#ONA10: Rebooting the News

Rebooting the News with Dave Winer and Jay Rosen, live at #ONA10. They’re reviewing the master narratives for the rebooted system of news. I’d like to highlight the key points.

“Every node in the network is a news node.” The easiest way to see this is in the Twitter network, where every user is a potential source of news.

Sources go direct.

Freedom of the press belongs to those who own one.

“It’s easier trust ‘here’s where I’m coming’ from than the ‘view from nowhere’.” A reason for this is that people have access to a lot more news, as well as background information on that news. Journalists traditionally believe that the “mask of objectivity” is what allows people to trust them. Now, users can see the shallowness of the approach.

It’s dangerous for the news industry to rely on the tech industry for the next generation of publishing tools. Journalists cover tech icons as if they were messiahs. This creates a situation where news organizations passively absorb direction from the voice of God. There is a wish and hope the iPad will deliver a magic solution for newspapers.

The news system was built to deliver a stream of updates about what is new today. It’s been weak on context, or the background information you need to understand the story. A major design challenge in the rebooted system of news is how you can deliver both at the same time.

Question: How would you reboot mid-term election coverage?

Rosen: You’d develop a citizen’s agenda for coverage by polling the citizenry for what they want politicians to talk about. Then, in political debates, you’d look at whether the candidates are actually discuss those issues.

Question: Where should transparency be shown in news coverage?

Rosen: The easiest way would be to just link the byline to a background page on the reporter. It should have a listing of relevant topics and your perspective on them. Instead of saying “here’s the view from nowhere,” you’d say “here’s all of the information I had to write this piece.”

Winer: It’s not always about transparency, either. It’s about being clear about where you’re coming from. A blind man approaching the back of an elephant is going to have a completely different perspective than a blind man approaching the front of the elephant.

Question: Where should news organizations go if they can’t rely on technology companies for the future?
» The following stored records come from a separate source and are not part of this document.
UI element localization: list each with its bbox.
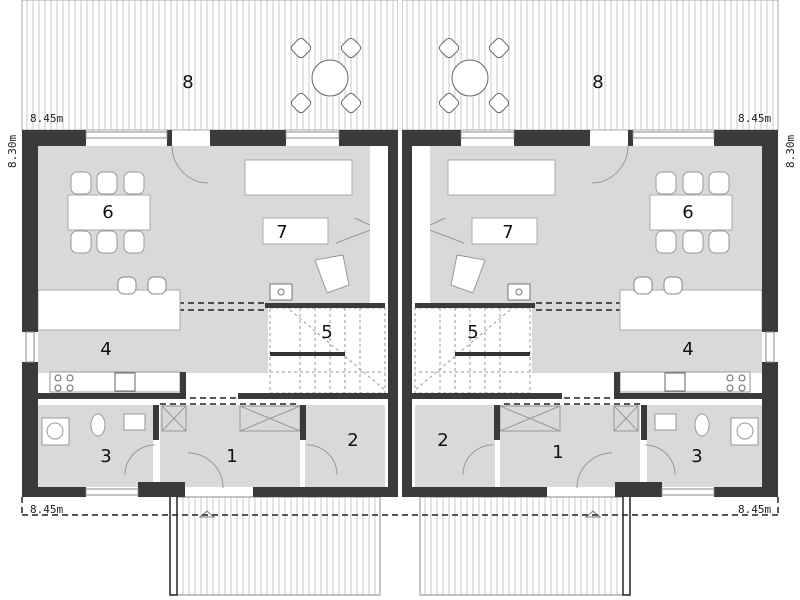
- room-5-label: 5: [321, 322, 332, 343]
- room-6-label: 6: [682, 202, 693, 223]
- room-6-label: 6: [102, 202, 113, 223]
- room-1-label: 1: [226, 446, 237, 467]
- dimension-width-top-left: 8.45m: [30, 112, 63, 125]
- room-2-label: 2: [347, 430, 358, 451]
- room-3-label: 3: [691, 446, 702, 467]
- unit-left: [21, 0, 401, 596]
- dimension-width-top-right: 8.45m: [738, 112, 771, 125]
- room-3-label: 3: [100, 446, 111, 467]
- room-8-label: 8: [592, 72, 603, 93]
- room-7-label: 7: [276, 222, 287, 243]
- room-4-label: 4: [100, 339, 111, 360]
- dimension-depth-right: 8.30m: [784, 135, 797, 168]
- room-4-label: 4: [682, 339, 693, 360]
- dimension-width-bottom-right: 8.45m: [738, 503, 771, 516]
- dimension-width-bottom-left: 8.45m: [30, 503, 63, 516]
- room-1-label: 1: [552, 442, 563, 463]
- dimension-depth-left: 8.30m: [6, 135, 19, 168]
- room-5-label: 5: [467, 322, 478, 343]
- room-7-label: 7: [502, 222, 513, 243]
- room-2-label: 2: [437, 430, 448, 451]
- unit-right: [399, 0, 779, 596]
- room-8-label: 8: [182, 72, 193, 93]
Winer: We’re really, really, really early in the news system of the future. Twitter is a large company now, but it doesn’t have a guaranteed position. For instance, updates on Twitter are limited to 140 characters. Is this the ideal length for a news item? Probably not; there’s room for innovation. Do it yourself.

Question: What is open source, can it be applied to the news industry and, if so, in what ways?

Winer: They’ve actually giving some things away but others aren’t free. Licenses for software use to run hundreds of thousands of dollars. Now, certain things are given away but other things are charged for. “Who cares how you pay the bills?” The news industry insists to make money in a very particular way. Anything else is sacreligious. It’s this inflexibility that’s breaking the business.

Rosen: The motivations of people who contribute to open source projects are usually “if we all contribute, then we can all benefit and others can benefit too.” Just think about what we could do if we applied this to news.

Winer: Others choose to go open source to wipe out their competitors. The analog in the news industry is “open the doors” and let everyone contribute. Otherwise, they’ll fork you. Whomever embraces this model, and does it well, will win.